Christian is, in his own words, "50 shades of fucked up."
I think I set off a contagious laugh when he said that. Sometimes the actors had to deliver a line so ridiculous that I could really see them thinking, "We have to say this now." I do question the need to have this intense origin story that suggest people have to be fucked up in order to [engage in BDSM]. I find that even in the best of representations of BDSM, it's very common for there to be an origin story. For me, there wasn't one. I started dating this guy when I was 15 or 16 and very naturally we oriented our way into doing corporal punishment and spanking and stuff. Neither of us had any reason to say, "Oh, this reminds me of some misery from my childhood." I'm not going to pretend to speak for everybody in that respect. There can be people whose reason for being into this is because something bad happened, and this is their catharsis. But kinky people get mad about representations like this because it's usually created by people who either aren't kinky or who are afraid of their kinkiness. It gets really judgmental.

Which origin story bugs you: His "crack whore" mom or the submissive relationship he had as a teenager with his adoptive mom's older friend?
Well, both...but we don't know much about the crack whore yet. While the legality of a Mrs. Robinson situation is fucked up, you'd be surprised at how many guys I've known who've had that happen. When he talked about how freeing it felt to submit, that rang true. I just hate that it had to be couched in the idea of a much older woman and a 15-year-old boy.
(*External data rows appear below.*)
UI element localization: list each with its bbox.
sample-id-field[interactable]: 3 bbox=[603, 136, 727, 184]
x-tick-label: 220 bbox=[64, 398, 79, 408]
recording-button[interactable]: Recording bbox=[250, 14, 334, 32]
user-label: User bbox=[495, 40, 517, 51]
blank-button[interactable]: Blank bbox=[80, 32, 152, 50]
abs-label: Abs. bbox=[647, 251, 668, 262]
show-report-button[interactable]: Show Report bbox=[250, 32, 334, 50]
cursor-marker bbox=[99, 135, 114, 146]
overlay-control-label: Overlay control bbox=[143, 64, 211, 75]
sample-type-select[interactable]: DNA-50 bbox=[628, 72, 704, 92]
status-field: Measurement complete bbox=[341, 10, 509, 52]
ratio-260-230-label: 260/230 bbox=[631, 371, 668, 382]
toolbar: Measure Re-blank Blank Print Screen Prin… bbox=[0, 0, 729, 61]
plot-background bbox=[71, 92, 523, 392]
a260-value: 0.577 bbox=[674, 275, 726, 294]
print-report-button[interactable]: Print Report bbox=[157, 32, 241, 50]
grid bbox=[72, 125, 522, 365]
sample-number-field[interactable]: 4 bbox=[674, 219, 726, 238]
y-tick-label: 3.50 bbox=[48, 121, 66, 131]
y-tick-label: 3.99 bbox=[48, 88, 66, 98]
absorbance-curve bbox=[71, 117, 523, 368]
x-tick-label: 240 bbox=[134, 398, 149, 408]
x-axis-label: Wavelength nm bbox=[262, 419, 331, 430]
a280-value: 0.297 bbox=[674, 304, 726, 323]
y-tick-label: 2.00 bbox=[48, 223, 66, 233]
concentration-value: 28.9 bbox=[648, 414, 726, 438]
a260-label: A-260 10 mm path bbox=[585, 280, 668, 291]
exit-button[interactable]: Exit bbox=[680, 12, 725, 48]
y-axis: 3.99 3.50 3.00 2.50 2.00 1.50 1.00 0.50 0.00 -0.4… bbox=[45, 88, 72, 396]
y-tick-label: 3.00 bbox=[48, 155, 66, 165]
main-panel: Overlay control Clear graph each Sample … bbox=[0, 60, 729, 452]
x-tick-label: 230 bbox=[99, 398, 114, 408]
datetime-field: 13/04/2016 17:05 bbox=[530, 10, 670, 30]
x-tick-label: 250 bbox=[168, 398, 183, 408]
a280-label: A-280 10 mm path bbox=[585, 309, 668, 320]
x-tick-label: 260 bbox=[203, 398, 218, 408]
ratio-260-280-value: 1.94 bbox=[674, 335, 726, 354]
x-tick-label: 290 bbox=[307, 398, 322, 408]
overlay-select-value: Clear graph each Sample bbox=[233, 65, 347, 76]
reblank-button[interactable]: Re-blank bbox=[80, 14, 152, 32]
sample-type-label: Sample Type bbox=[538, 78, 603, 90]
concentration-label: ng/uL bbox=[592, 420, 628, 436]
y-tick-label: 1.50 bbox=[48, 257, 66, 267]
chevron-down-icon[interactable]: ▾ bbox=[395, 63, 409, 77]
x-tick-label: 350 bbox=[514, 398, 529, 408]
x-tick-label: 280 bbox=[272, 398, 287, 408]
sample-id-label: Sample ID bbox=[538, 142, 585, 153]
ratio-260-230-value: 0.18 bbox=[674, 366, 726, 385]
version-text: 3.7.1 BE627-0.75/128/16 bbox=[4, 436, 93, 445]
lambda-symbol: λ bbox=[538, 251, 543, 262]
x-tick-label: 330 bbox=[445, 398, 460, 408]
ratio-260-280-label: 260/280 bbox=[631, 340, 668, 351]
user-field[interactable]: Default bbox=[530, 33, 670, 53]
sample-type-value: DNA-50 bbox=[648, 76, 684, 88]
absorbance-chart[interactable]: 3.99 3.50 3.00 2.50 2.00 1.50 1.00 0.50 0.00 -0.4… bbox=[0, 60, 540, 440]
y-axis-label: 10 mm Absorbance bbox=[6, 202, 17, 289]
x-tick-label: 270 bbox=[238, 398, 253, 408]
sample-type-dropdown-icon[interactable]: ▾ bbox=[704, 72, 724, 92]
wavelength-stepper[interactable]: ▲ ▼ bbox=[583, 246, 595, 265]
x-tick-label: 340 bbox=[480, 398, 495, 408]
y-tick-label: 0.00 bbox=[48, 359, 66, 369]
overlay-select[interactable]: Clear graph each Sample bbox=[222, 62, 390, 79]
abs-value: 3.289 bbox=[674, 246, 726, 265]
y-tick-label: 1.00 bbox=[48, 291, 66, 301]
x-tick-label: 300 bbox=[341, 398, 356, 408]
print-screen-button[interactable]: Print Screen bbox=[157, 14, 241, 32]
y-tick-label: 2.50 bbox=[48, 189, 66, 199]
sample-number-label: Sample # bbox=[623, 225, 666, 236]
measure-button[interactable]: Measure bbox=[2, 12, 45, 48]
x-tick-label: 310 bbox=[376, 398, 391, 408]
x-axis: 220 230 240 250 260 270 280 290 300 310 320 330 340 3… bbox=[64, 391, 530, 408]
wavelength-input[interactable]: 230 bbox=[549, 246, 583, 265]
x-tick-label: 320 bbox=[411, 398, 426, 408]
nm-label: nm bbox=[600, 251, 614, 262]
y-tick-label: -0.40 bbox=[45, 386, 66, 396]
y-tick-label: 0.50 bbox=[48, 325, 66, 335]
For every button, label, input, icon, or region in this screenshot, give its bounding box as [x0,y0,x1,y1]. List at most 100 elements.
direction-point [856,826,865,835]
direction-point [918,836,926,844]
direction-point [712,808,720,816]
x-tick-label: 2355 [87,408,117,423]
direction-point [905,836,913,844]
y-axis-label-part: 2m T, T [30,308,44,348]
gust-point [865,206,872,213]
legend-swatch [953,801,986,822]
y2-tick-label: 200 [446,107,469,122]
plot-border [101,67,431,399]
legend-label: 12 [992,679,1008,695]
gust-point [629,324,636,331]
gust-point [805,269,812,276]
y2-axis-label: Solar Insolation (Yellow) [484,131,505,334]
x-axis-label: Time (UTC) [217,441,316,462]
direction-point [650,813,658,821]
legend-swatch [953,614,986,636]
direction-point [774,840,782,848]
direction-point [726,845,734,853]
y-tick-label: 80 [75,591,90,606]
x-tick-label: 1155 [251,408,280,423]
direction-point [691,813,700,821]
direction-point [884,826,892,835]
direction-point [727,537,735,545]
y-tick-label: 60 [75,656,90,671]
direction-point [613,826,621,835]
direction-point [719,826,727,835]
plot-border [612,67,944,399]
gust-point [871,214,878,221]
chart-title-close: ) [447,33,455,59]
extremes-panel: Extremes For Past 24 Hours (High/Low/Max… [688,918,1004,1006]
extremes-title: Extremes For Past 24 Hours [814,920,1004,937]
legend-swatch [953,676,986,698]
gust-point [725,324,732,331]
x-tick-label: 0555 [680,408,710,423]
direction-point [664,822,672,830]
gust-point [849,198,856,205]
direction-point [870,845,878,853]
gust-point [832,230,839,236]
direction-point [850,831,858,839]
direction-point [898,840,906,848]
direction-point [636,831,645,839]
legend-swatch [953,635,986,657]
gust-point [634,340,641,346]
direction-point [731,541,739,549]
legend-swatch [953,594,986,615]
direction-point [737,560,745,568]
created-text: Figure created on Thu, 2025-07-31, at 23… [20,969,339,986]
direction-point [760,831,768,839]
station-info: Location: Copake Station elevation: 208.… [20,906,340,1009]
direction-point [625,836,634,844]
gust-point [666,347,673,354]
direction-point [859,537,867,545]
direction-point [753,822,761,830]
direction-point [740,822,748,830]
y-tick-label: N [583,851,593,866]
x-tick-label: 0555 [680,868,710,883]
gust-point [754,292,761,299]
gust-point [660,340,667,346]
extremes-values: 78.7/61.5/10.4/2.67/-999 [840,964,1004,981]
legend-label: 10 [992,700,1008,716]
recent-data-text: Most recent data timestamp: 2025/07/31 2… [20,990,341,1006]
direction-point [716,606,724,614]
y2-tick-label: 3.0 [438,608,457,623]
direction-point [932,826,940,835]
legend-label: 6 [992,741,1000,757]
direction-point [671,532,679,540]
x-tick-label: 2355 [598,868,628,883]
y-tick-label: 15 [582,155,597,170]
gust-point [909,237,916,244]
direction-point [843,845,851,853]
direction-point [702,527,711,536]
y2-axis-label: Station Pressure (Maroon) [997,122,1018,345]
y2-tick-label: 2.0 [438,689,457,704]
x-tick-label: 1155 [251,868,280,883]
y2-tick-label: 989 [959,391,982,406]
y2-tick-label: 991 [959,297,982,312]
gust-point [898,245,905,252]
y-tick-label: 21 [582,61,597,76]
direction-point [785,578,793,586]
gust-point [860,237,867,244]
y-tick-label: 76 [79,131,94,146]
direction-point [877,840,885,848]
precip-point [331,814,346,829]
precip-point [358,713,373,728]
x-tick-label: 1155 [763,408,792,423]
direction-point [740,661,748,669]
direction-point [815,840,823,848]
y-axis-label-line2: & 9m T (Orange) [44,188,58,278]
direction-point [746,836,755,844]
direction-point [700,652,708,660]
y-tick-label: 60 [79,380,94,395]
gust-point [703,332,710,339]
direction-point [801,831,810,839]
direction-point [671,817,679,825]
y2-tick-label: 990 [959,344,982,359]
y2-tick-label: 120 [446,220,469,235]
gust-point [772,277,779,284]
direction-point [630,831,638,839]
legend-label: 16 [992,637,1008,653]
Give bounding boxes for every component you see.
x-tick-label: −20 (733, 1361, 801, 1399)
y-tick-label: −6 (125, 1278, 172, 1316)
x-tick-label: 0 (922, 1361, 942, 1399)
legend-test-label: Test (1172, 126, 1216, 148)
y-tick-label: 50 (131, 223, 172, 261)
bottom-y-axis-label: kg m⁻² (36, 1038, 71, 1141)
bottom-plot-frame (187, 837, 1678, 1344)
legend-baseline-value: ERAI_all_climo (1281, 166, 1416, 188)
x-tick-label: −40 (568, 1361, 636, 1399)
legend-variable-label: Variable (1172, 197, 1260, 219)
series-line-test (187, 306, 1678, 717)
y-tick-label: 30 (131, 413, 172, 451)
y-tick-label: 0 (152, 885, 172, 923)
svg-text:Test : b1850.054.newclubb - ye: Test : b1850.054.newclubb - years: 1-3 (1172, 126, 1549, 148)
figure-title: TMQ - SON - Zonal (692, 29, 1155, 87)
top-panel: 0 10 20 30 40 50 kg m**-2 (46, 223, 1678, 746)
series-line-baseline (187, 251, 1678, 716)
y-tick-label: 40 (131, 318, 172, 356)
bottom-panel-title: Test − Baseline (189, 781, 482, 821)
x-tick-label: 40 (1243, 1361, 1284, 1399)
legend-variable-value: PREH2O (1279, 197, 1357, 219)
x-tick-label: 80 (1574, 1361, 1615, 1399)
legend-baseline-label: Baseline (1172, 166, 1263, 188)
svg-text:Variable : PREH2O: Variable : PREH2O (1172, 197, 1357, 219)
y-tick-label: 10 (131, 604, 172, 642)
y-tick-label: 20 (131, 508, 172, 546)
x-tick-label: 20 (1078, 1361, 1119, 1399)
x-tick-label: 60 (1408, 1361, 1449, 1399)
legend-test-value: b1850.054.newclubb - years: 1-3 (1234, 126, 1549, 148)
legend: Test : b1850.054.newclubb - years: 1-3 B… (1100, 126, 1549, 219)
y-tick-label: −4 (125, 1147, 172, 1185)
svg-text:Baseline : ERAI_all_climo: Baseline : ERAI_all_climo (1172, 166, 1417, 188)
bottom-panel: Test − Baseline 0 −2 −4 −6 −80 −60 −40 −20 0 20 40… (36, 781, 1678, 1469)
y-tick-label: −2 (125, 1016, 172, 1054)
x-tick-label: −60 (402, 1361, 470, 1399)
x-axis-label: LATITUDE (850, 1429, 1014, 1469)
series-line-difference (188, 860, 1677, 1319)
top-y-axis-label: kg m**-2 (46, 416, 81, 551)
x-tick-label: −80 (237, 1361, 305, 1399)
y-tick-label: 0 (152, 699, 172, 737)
I'm not the type whose going to say that aspect is problematic, mostly because I think the word "problematic" is starting to become like the word "interesting." It says something without saying anything at all. People are rightfully angry about issues of consent and abuse and stalking. But I personally don't come at it from that perspective. There are pockets, tiny little nuggets of truth in relationships, tucked into all this muck. And for the most part, the muck is the fantasy part of it — the "show up at my parents' place and whisk me away" kind of scenario. Not any one thing is going to get everything right. I believe in encouraging people to take that leap without having to fear everybody jumping down their throat.